# Sparkling Water Pipeline Productionalization

## Background

Sparkling Water provides access to H2O algorithms and publishes an API to integrate them as part of regular Spark pipelines. This feature allows for seamless training and deployment of H2O algorithms in the Spark environment. Furthermore, thanks to MOJO (java binary) representations of trained H2O models, production pipelines do not require access to H2O runtime. This enables a wide variety of deployment scenarios. Similarly, Sparkling Water can be used for deploying MOJOs from Driverless AI models.

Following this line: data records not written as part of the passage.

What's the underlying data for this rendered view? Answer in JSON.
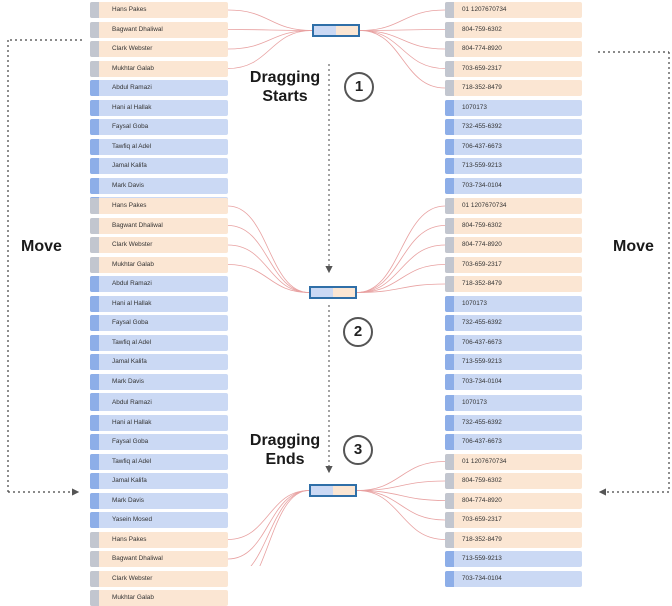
{
  "names_a": [
    "Hans Pakes",
    "Bagwant Dhaliwal",
    "Clark Webster",
    "Mukhtar Galab"
  ],
  "names_b": [
    "Abdul Ramazi",
    "Hani al Hallak",
    "Faysal Goba",
    "Tawfiq al Adel",
    "Jamal Kalifa",
    "Mark Davis",
    "Yasein Mosed"
  ],
  "phones_a": [
    "01 1207670734",
    "804-759-6302",
    "804-774-8920",
    "703-659-2317",
    "718-352-8479"
  ],
  "phones_b": [
    "1070173",
    "732-455-6392",
    "706-437-6673",
    "713-559-9213",
    "703-734-0104"
  ],
  "labels": {
    "stage1": "Dragging\nStarts",
    "stage3": "Dragging\nEnds",
    "step1": "1",
    "step2": "2",
    "step3": "3",
    "move_left": "Move",
    "move_right": "Move"
  },
  "colors": {
    "peach": "#fbe6d3",
    "blue": "#cbd9f4",
    "link": "#e8a1a1",
    "box_border": "#2f6fa8"
  }
}
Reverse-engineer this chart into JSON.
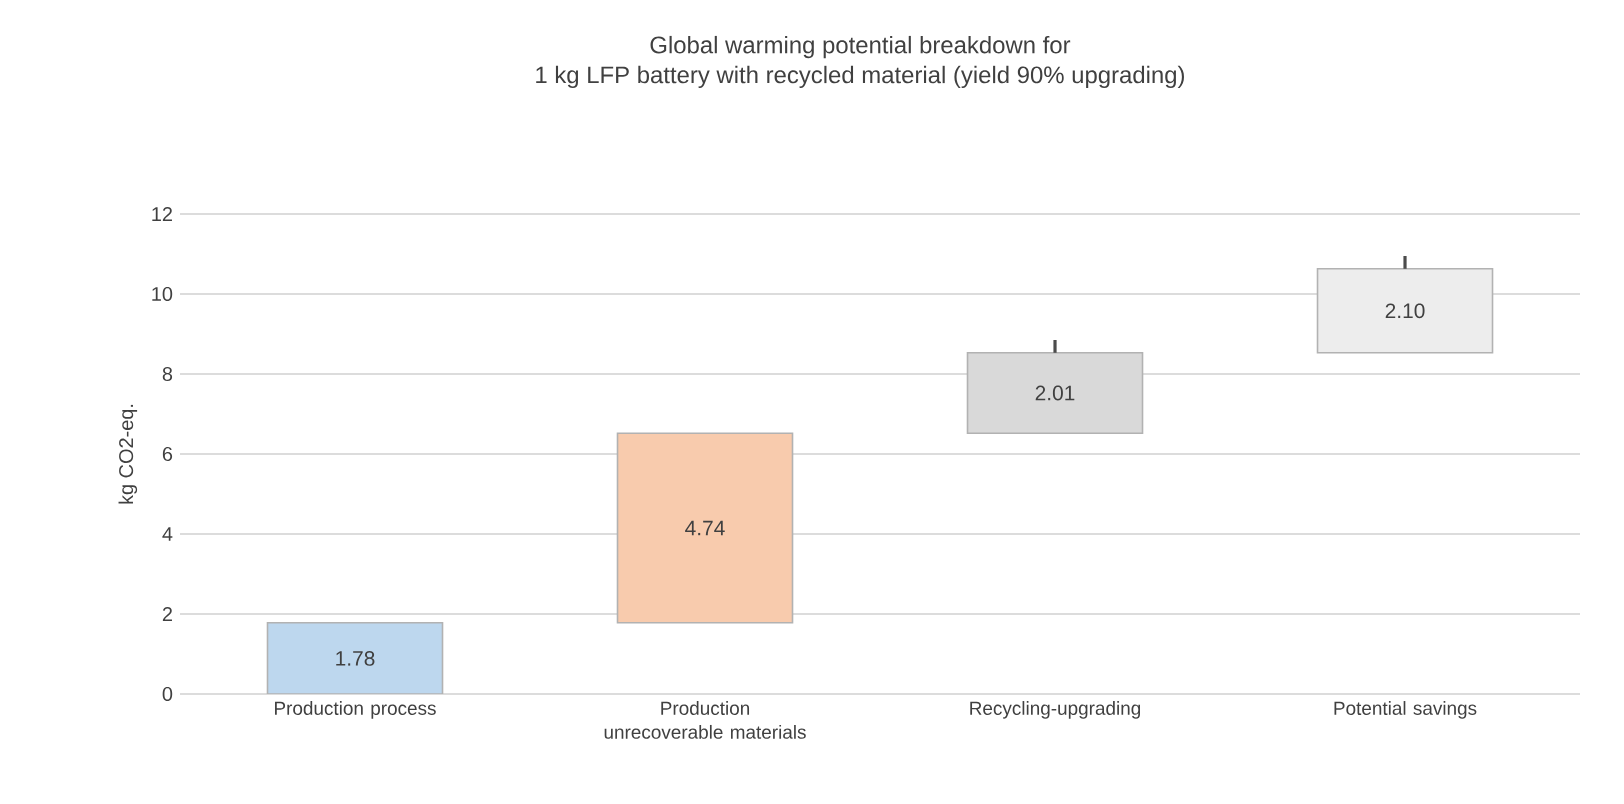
{
  "chart_data": {
    "type": "bar",
    "title": "Global warming potential breakdown for\n1 kg LFP battery with recycled material (yield 90% upgrading)",
    "ylabel": "kg CO2-eq.",
    "categories": [
      "Production process",
      "Production unrecoverable materials",
      "Recycling-upgrading",
      "Potential savings"
    ],
    "values": [
      1.78,
      4.74,
      2.01,
      2.1
    ],
    "base": [
      0,
      1.78,
      6.52,
      8.53
    ],
    "colors": [
      "#bdd7ee",
      "#f8cbad",
      "#d9d9d9",
      "#ededed"
    ],
    "value_labels": [
      "1.78",
      "4.74",
      "2.01",
      "2.10"
    ],
    "errors": [
      null,
      null,
      [
        8.53,
        8.85
      ],
      [
        10.63,
        10.95
      ]
    ],
    "ylim": [
      0,
      12
    ],
    "yticks": [
      0,
      2,
      4,
      6,
      8,
      10,
      12
    ],
    "grid": "y"
  }
}
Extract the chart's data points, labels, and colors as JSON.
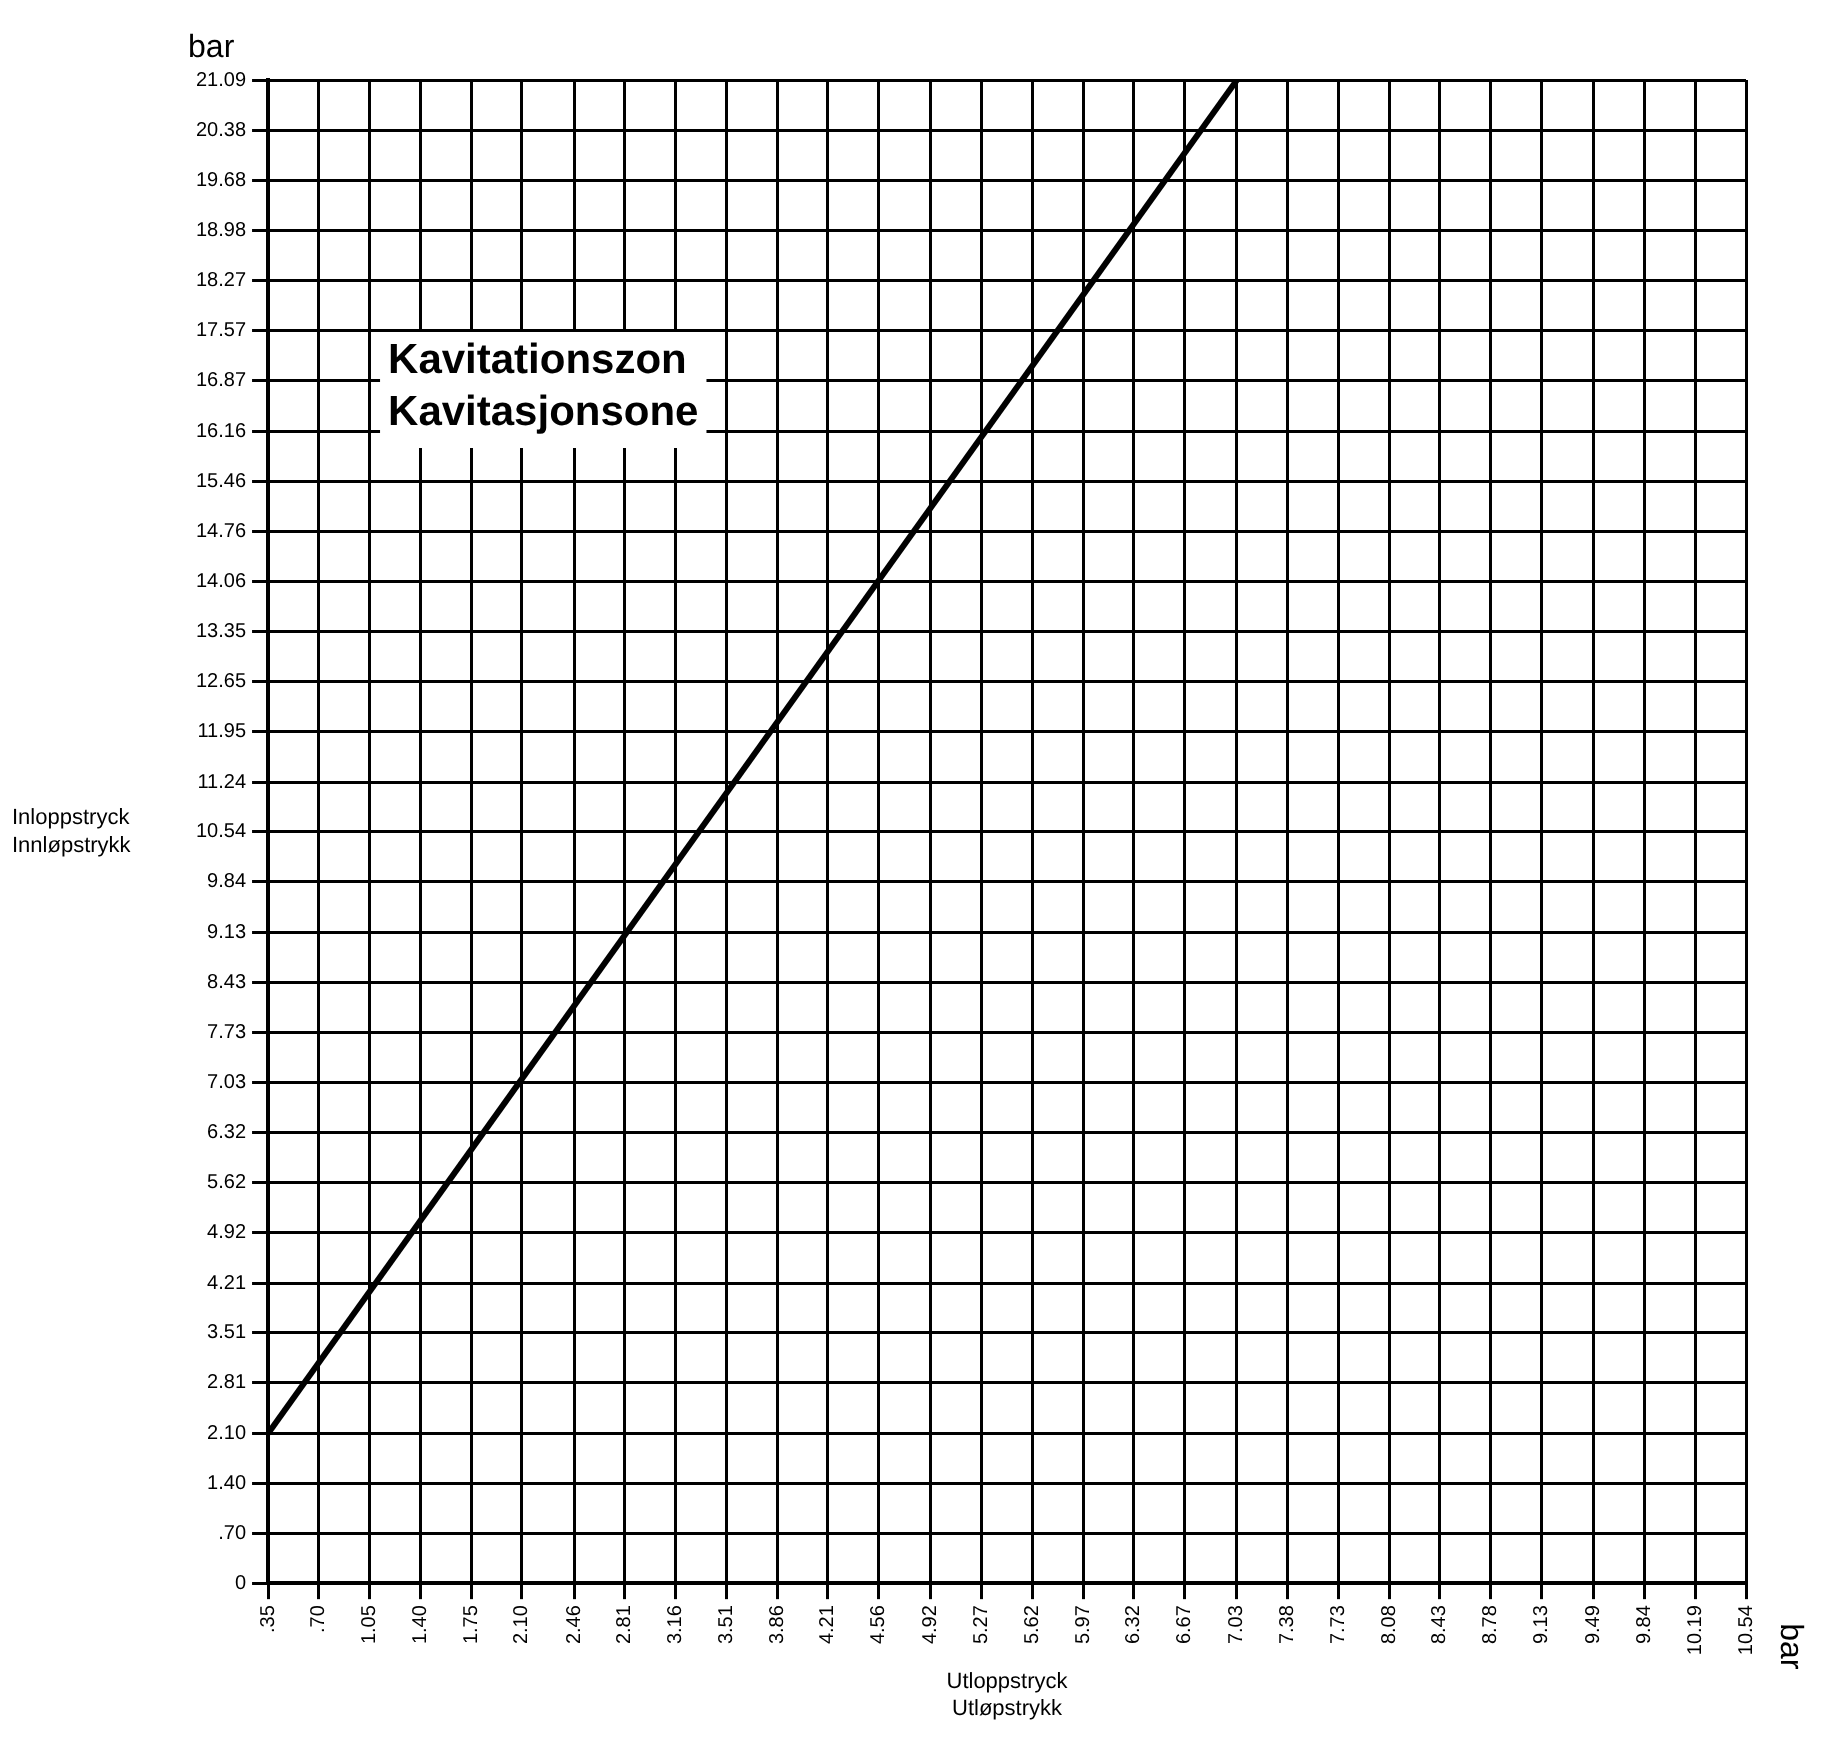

Moreover, by supporting Python and Scala environments, we enable a simple transfer of modeling results between data scientists ("Python land") and production ("JVM land").


## Goal

The goals of this hands-on are two-fold:
  - Show integration of H2O models into Spark pipelines using PySpark and PySparkling,
  - Demonstrate deployment of the trained pipeline in the context of JVM and Spark streaming.
  
Our modeling goal is to predict sentiment of Amazon food reviews. For this purpose, we use a pre-processed dataset from [SNAP repository](https://snap.stanford.edu/data/web-FineFoods.html). The dataset contains multiple columns but for simplicity, we will use only `date`, `summary` and overall `score`. The score helps us to approximate sentiment.

![Scenario](./img/scenario.png)

## Environment preparation

First, let's verify that `SparkSession` is available in the notebook environment. We do not need to explicitly create a `SparkSession` as it is automatically created for us
during startup of the Jupyter notebook. This works because Jupyter is configured with a Spark kernel.


In [None]:
spark

### Prepare `H2OContext`

We will start `H2OContext` in the so-called _internal backend_ mode. The means H2O is sharing the JVM with Spark, as shown below.

![InternalBackend](./img/internal_backend.png)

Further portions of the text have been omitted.